Tuesday, March 29, 2011

Nuclear Power – No Silver Bullet


I have been an advocate of nuclear power, but it is not the panacea we imagine it to be, even putting aside the current Japan crisis.

I demand intellectual honesty from those I argue with, but I also demand it from myself and the ideas and philosophies I adopt and espouse.  I've been reading about nuclear power, and while I am far from the No Nukes crowd, I now see it is not all it's cracked up to be.

It’s Not Cheap
Affordable nuclear power, says Taylor, is a Republican fantasy. Promoting it makes no more sense than Nancy Pelosi's promotion of wind and solar power. "Take a Republican speech about nuclear power, cross out the phrase 'nuclear,' and put in 'solar' — you've got a Democratic speech about energy." (Stossel)
Environmental Impacts?
Water usage is another issue. Nuclear power advocates speak in eye-droppers, while opponents invoke billions and billions of gallons, so I don’t know what the facts are. I have heard credible sources say that nuclear power requires a lot of water. We had a plant in Northern Colorado, Fort St. Vrain, that was build specifically to save water, and it ended up a failure and was converted to a conventional natural gas plant.

Construction costs aside, here is what each form of energy is projected to cost in 2016:

Reason:  Veronique de Rugy

Nuclear beat Bio, Fossils beat Nuclear

This doesn't take nuclear power off the table, it just puts it in perspective.  It is a cheaper, more reliable alternative to wind and solar.  Still, natural gas beats it hands down, and the US has been described as the Saudi Arabia of natural gas, notwithstanding extraction problems.

Nuclear only really makes sense from an environmental standpoint as a replacement for coal-fired plants, which are being replaced anyway by natural gas.  Only around 1% of our energy is produced by petroleum, so nuclear does little to break our addiction to dictator-provided oil.

So nuclear stands between cheap efficient fossil fuels and green pipe dreams.

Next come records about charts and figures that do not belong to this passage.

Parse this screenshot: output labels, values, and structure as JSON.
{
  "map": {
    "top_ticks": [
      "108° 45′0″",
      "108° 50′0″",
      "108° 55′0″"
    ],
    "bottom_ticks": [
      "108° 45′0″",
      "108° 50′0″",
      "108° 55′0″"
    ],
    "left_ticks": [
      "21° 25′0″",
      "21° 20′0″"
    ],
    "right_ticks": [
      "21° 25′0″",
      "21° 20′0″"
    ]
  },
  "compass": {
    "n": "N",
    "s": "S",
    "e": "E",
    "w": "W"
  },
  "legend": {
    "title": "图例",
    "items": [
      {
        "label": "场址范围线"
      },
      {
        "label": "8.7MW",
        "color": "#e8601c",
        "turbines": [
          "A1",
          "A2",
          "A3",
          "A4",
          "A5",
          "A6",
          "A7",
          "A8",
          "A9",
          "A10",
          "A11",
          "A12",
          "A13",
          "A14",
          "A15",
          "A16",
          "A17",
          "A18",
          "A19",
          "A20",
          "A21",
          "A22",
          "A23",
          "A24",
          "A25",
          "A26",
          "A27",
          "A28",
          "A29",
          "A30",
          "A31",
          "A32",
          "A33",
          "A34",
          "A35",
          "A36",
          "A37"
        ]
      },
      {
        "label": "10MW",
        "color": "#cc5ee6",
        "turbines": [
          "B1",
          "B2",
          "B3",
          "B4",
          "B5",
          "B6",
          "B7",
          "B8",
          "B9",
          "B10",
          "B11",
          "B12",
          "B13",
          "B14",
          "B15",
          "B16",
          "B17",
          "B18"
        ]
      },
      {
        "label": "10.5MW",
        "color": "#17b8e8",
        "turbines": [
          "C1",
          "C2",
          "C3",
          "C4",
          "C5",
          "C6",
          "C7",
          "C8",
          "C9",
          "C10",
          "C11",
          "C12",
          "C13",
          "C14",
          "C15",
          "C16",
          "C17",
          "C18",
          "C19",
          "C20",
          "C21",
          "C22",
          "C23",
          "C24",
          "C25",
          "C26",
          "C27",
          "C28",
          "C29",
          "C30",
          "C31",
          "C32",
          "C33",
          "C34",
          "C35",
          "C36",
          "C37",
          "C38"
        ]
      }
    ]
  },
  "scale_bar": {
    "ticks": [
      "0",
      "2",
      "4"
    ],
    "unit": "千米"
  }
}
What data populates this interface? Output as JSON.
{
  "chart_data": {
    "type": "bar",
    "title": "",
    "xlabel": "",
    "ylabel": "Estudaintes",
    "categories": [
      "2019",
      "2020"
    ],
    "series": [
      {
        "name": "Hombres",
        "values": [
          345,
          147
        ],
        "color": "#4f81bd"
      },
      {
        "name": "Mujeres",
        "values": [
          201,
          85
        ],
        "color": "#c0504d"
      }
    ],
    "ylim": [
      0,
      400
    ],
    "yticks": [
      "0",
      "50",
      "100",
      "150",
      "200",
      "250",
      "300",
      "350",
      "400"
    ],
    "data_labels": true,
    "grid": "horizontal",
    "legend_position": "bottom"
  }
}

The Economic Solution? Keep using coal and natural gas to power the nation.  Drill for oil for our cars.  As the supply diminishes, the price will go up and other forms of energy become economically viable. Not because government apparatchiks manipulated price schedules, but because of the law of supply and demand. 

Once people start using these new technologies, the market, as it always does, will become a contest to see who can provide energy to the consumer for the cheapest price.

Such a strategy will not put us at a global economic disadvantage since other nations will be facing the same fossil fuel shortages and forced to go through the same conversions to alternatives.

The Environmental Solution says clean coal, nuclear, wind and solar.  Costs be damned.  As the technology advances, prices will go down, as is always the case in a free market.  But here's the wrinkle:  Prices cuts will only occur if government can refrain from worming its tentacles into every aspect of the green energy industry while simultaneously fending off the crony crapitalist rent-seekers.  Fat chance of that happening.

Wind, Solar and Nuclear can cut petroleum use only by the US embracing electric and natural gas powered vehicles.  And this saves us nothing, because these replacement energies are not free.

It's true, there really is no free lunch.  As Dr Thomas Sowell is fond of saying, there are not magic bullets, only trade-offs.